Reputation: 95
Currently train keras on tensorflow model with default setting - float32.
Post training the network is quantized: cast weights to float16. This improves performance by ~x3 while keeping the same accuracy.
I was trying to train from start using float16 and failed miserably. I cannot find any link that explain if that is possible and if not why is it not possible.
Upvotes: 1
Views: 1992
Reputation: 24805
Automated Mixed Precision from NVidia might be a way to go.
From what I've gathered since 1.14
it is (was) supported in the upstream. All you would have to do is wrap your optimizer like this:
opt = tf.train.experimental.enable_mixed_precision_graph_rewrite(opt)

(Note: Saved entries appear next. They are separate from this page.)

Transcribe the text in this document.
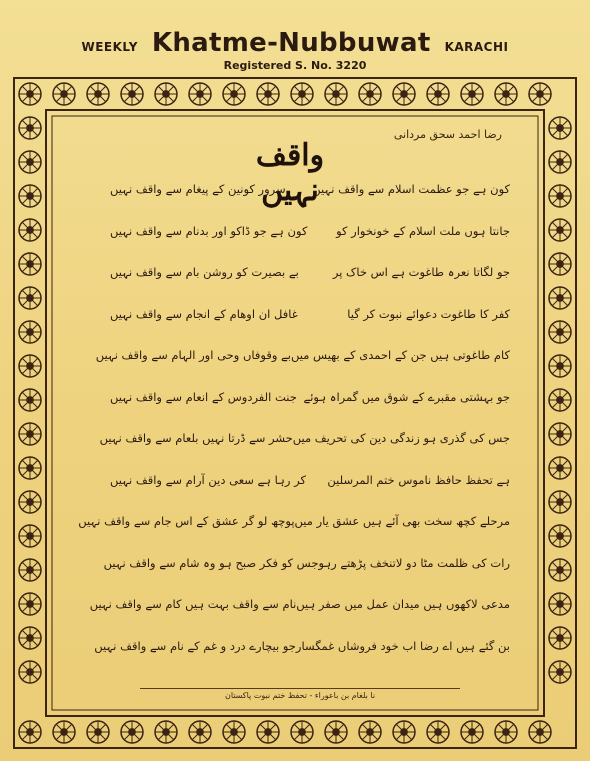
WEEKLY Khatme-Nubbuwat KARACHI
Registered S. No. 3220
رضا احمد سحق مردانی
واقف نہیں
کون ہے جو عظمت اسلام سے واقف نہیں
سرور کونین کے پیغام سے واقف نہیں
جانتا ہوں ملت اسلام کے خونخوار کو
کون ہے جو ڈاکو اور بدنام سے واقف نہیں
جو لگاتا نعرہ طاغوت ہے اس خاک پر
بے بصیرت کو روشن بام سے واقف نہیں
کفر کا طاغوت دعوائے نبوت کر گیا
غافل ان اوھام کے انجام سے واقف نہیں
کام طاغوتی ہیں جن کے احمدی کے بھیس میں
بے وقوفاں وحی اور الہام سے واقف نہیں
جو بہشتی مقبرے کے شوق میں گمراہ ہوئے
جنت الفردوس کے انعام سے واقف نہیں
جس کی گذری ہو زندگی دین کی تحریف میں
حشر سے ڈرتا نہیں بلعام سے واقف نہیں
ہے تحفظ حافظ ناموس ختم المرسلین
کر رہا ہے سعی دین آرام سے واقف نہیں
مرحلے کچھ سخت بھی آئے ہیں عشق یار میں
پوچھ لو گر عشق کے اس جام سے واقف نہیں
رات کی ظلمت مٹا دو لاتنخف پڑھتے رہو
جس کو فکر صبح ہو وہ شام سے واقف نہیں
مدعی لاکھوں ہیں میدان عمل میں صفر ہیں
نام سے واقف بہت ہیں کام سے واقف نہیں
بن گئے ہیں اے رضا اب خود فروشاں غمگسار
جو بیچارے درد و غم کے نام سے واقف نہیں
نا بلغام بن باعوراء - تحفظ ختم نبوت پاکستان
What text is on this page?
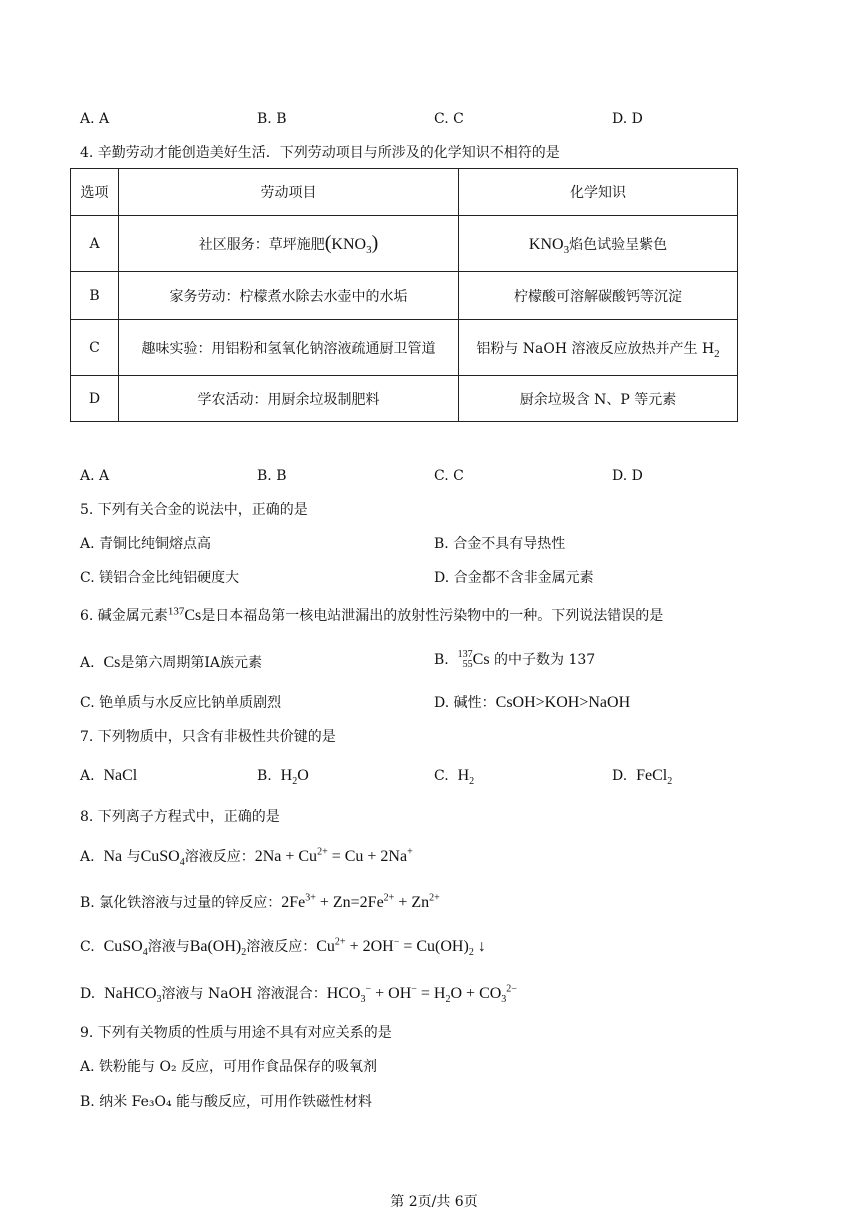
A. A	B. B	C. C	D. D
4. 辛勤劳动才能创造美好生活．下列劳动项目与所涉及的化学知识不相符的是
选项	劳动项目	化学知识
A	社区服务：草坪施肥$(KNO_3)$	$KNO_3$焰色试验呈紫色
B	家务劳动：柠檬煮水除去水壶中的水垢	柠檬酸可溶解碳酸钙等沉淀
C	趣味实验：用铝粉和氢氧化钠溶液疏通厨卫管道	铝粉与 NaOH 溶液反应放热并产生 $H_2$
D	学农活动：用厨余垃圾制肥料	厨余垃圾含 N、P 等元素
A. A	B. B	C. C	D. D
5. 下列有关合金的说法中，正确的是
A. 青铜比纯铜熔点高	B. 合金不具有导热性
C. 镁铝合金比纯铝硬度大	D. 合金都不含非金属元素
6. 碱金属元素$^{137}$Cs是日本福岛第一核电站泄漏出的放射性污染物中的一种。下列说法错误的是
A.  Cs是第六周期第ⅠA族元素	B.  137
55Cs 的中子数为 137
C. 铯单质与水反应比钠单质剧烈	D. 碱性：CsOH>KOH>NaOH
7. 下列物质中，只含有非极性共价键的是
A.  NaCl	B.  $H_2O$	C.  $H_2$	D.  FeCl$_2$
8. 下列离子方程式中，正确的是
A.  Na 与CuSO$_4$溶液反应：$2Na + Cu^{2+} = Cu + 2Na^+$
B. 氯化铁溶液与过量的锌反应：$2Fe^{3+} + Zn=2Fe^{2+} + Zn^{2+}$
C.  CuSO$_4$溶液与$Ba(OH)_2$溶液反应：$Cu^{2+} + 2OH^- = Cu(OH)_2$ ↓
D.  NaHCO$_3$溶液与 NaOH 溶液混合：$HCO_3^- + OH^- = H_2O + CO_3^{2-}$
9. 下列有关物质的性质与用途不具有对应关系的是
A. 铁粉能与 O₂ 反应，可用作食品保存的吸氧剂
B. 纳米 Fe₃O₄ 能与酸反应，可用作铁磁性材料
第 2页/共 6页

You might also need to set specific environment variable
from within your Python script, namely:
os.environ[‘TF_ENABLE_AUTO_MIXED_PRECISION’] = ‘1’
Above should already employ good mixed precision training practices (e.g. loss scaling, keeping float32
where necessary etc.).
Good resource for this solution should be official NVidia's documentation.

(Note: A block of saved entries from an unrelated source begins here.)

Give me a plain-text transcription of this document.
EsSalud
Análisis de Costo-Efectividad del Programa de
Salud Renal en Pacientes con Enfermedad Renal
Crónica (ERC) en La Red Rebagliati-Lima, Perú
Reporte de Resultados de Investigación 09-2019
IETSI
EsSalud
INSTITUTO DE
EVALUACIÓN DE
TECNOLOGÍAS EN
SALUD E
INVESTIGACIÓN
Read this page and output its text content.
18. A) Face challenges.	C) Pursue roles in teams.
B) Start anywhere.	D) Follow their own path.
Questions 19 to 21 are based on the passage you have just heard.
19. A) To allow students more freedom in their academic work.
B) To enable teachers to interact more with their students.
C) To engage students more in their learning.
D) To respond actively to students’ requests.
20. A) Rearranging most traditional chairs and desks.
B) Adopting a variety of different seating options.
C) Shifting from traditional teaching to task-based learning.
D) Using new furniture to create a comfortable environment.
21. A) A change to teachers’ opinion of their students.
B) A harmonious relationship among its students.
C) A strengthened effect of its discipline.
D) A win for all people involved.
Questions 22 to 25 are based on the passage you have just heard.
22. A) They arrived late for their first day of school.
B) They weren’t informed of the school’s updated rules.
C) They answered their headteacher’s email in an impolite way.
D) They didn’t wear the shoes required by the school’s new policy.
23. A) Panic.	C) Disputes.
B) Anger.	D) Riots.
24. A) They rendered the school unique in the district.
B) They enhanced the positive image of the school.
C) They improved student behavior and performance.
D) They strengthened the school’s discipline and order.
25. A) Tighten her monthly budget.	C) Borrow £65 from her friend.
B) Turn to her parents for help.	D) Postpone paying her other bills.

Some other resources gathered which also might be useful (though do not seem to indicate you would have to do anything more) here, here or here.
I would advise against manual casting as you might easily lose precision (e.g. in BatchNorm
statistics used during inference) unless you know ins-and-outs of specific layers.

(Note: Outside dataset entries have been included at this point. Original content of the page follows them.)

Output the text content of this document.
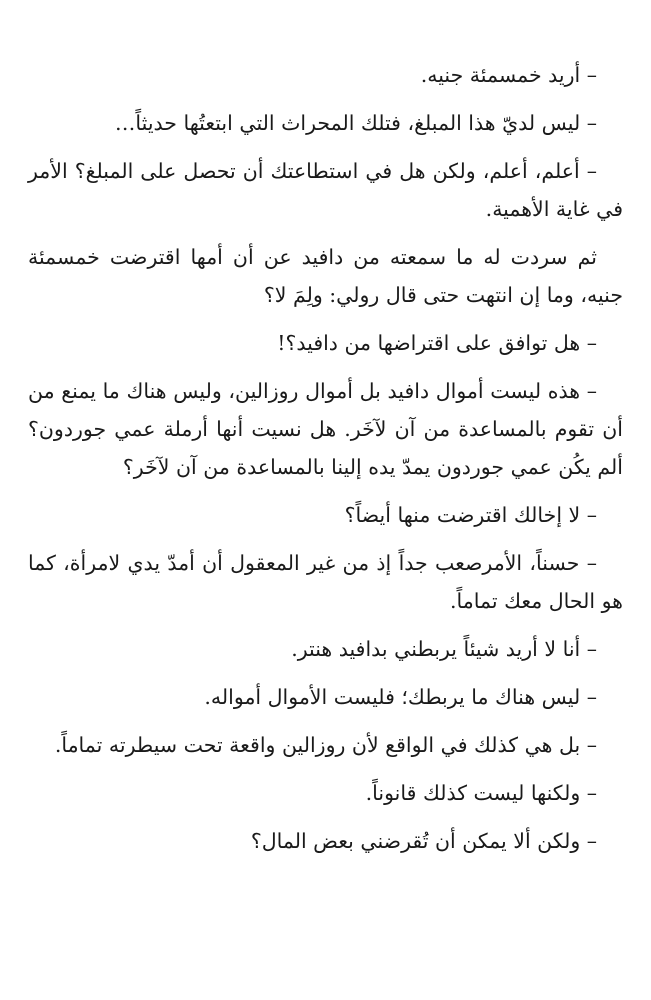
– أريد خمسمئة جنيه.

– ليس لديّ هذا المبلغ، فتلك المحراث التي ابتعتُها حديثاً…

– أعلم، أعلم، ولكن هل في استطاعتك أن تحصل على المبلغ؟ الأمر في غاية الأهمية.

ثم سردت له ما سمعته من دافيد عن أن أمها اقترضت خمسمئة جنيه، وما إن انتهت حتى قال رولي: ولِمَ لا؟

– هل توافق على اقتراضها من دافيد؟!

– هذه ليست أموال دافيد بل أموال روزالين، وليس هناك ما يمنع من أن تقوم بالمساعدة من آن لآخَر. هل نسيت أنها أرملة عمي جوردون؟ ألم يكُن عمي جوردون يمدّ يده إلينا بالمساعدة من آن لآخَر؟

– لا إخالك اقترضت منها أيضاً؟

– حسناً، الأمرصعب جداً إذ من غير المعقول أن أمدّ يدي لامرأة، كما هو الحال معك تماماً.

– أنا لا أريد شيئاً يربطني بدافيد هنتر.

– ليس هناك ما يربطك؛ فليست الأموال أمواله.

– بل هي كذلك في الواقع لأن روزالين واقعة تحت سيطرته تماماً.

– ولكنها ليست كذلك قانوناً.

– ولكن ألا يمكن أن تُقرضني بعض المال؟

Additionally, you might also check bfloat16
(brain float) type from Google which has exponent
part of float32
(8
bits) and smaller fraction. This allows it to keep greater range of values (e.g. when computing gradients) when compared to float16
which allows one to avoid loss scaling
.
Above (bfloat16
) should be useful mainly in TPUs, AFAIK NVidia GPU's support for it is not too great (someone correct me if I'm wrong). Some information here.
Upvotes: 2